А если тебе не нравится ни одна из трех стремительных рек времени?
Хватай ножницы. Режь. Вот так! Тебе лучше?
И вот она прямо передо мной на мгновение сложила руки на коленях, а затем подняла восьмимиллиметровую камеру и начала снимать панораму лиц за столом, переходя от одного к другому, спокойно и без лишних движений, пока камера не остановилась на мне.
Я неотрывно смотрел в объектив и вспоминал тот день в 1934 году, когда увидел за воротами студии эту женщину, снимавшую на пленку всех придурков и идиотов, тупоголовых охотников за автографами и меня в их числе.
Мне хотелось крикнуть ей: «Вы помните?» Но откуда она могла помнить?
Я опустил голову. Камера застрекотала дальше.
В этот самый момент вошел Рой Холдстром.
Он стоял в дверях столовой, обшаривая ее взглядом. Отыскав меня, он не помахал рукой, а бешено замотал головой. Затем развернулся и направился вон из столовой. Я вскочил и выбежал на улицу прежде, чем Фриц Вонг успел меня поймать.
Я увидел, как Рой исчезает в мужской уборной, и нашел его перед белой фарфоровой святыней, поклоняющимся «Фонтанам Рима» Респиги. Я встал рядом с ним: иссяк источник, как зимой, вода застыла в моих старых трубах.

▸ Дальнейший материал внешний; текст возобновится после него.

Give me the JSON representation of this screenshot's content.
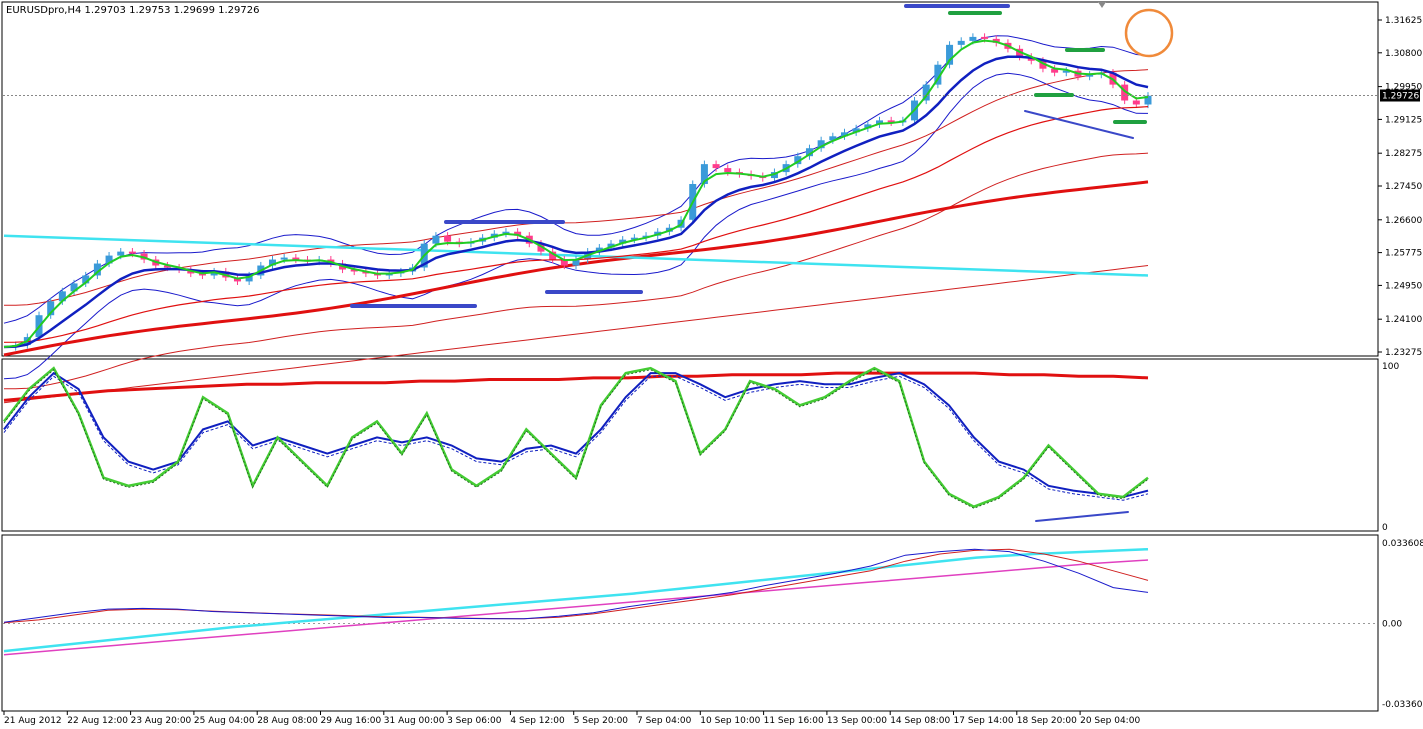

— Смотри. Вот это я нашел только что в тринадцатом павильоне.
Рой положил на кафельную полочку передо мной машинописный листок.
Чудовище явилось наконец!
Сегодня в «Браун-дерби»!
Уайн-стрит. Ровно в 10.
Приходи! Или потеряешь все!
— И ты поверил! — ахнул я.
— Так же, как ты поверил в свою записку и пошел на это чертово кладбище. — Рой задумчиво глядел в стену прямо перед собой. — Бумага и шрифт такие же, как на твоей записке? Идти мне или не идти вечером в «Браун-дерби»? Черт, почему бы нет? Трупы на стенах, исчезнувшие лестницы, разглаженные следы на траве, куклы из папье-маше, да вдобавок Мэнни Либер с его воплями. Пять минут назад я подумал: если Мэнни и остальные так рассердились из-за огородного чучела, что, если оно вдруг исчезнет, а?
— Но ты же этого не сделал?.. — проговорил я.
— Не сделал? — переспросил Рой.
Он сунул записку в карман. Затем взял со стола в углу небольшую коробку и передал ее мне.
— Нас кто-то использует. Я решил предпринять кое-что самостоятельно. Возьми. Иди в кабинку. Открой.
Я послушался. Запер дверь.
— Ну, что стоишь? — крикнул Рой. — Открывай!
— Открываю, открываю.
Я открыл коробку и заглянул внутрь.
— Боже мой! — воскликнул я.
— Что ты там видишь? — спросил Рой.
— Арбутнота!
— И коробка подошла, тютелька в тютельку, а? — сказал Рой.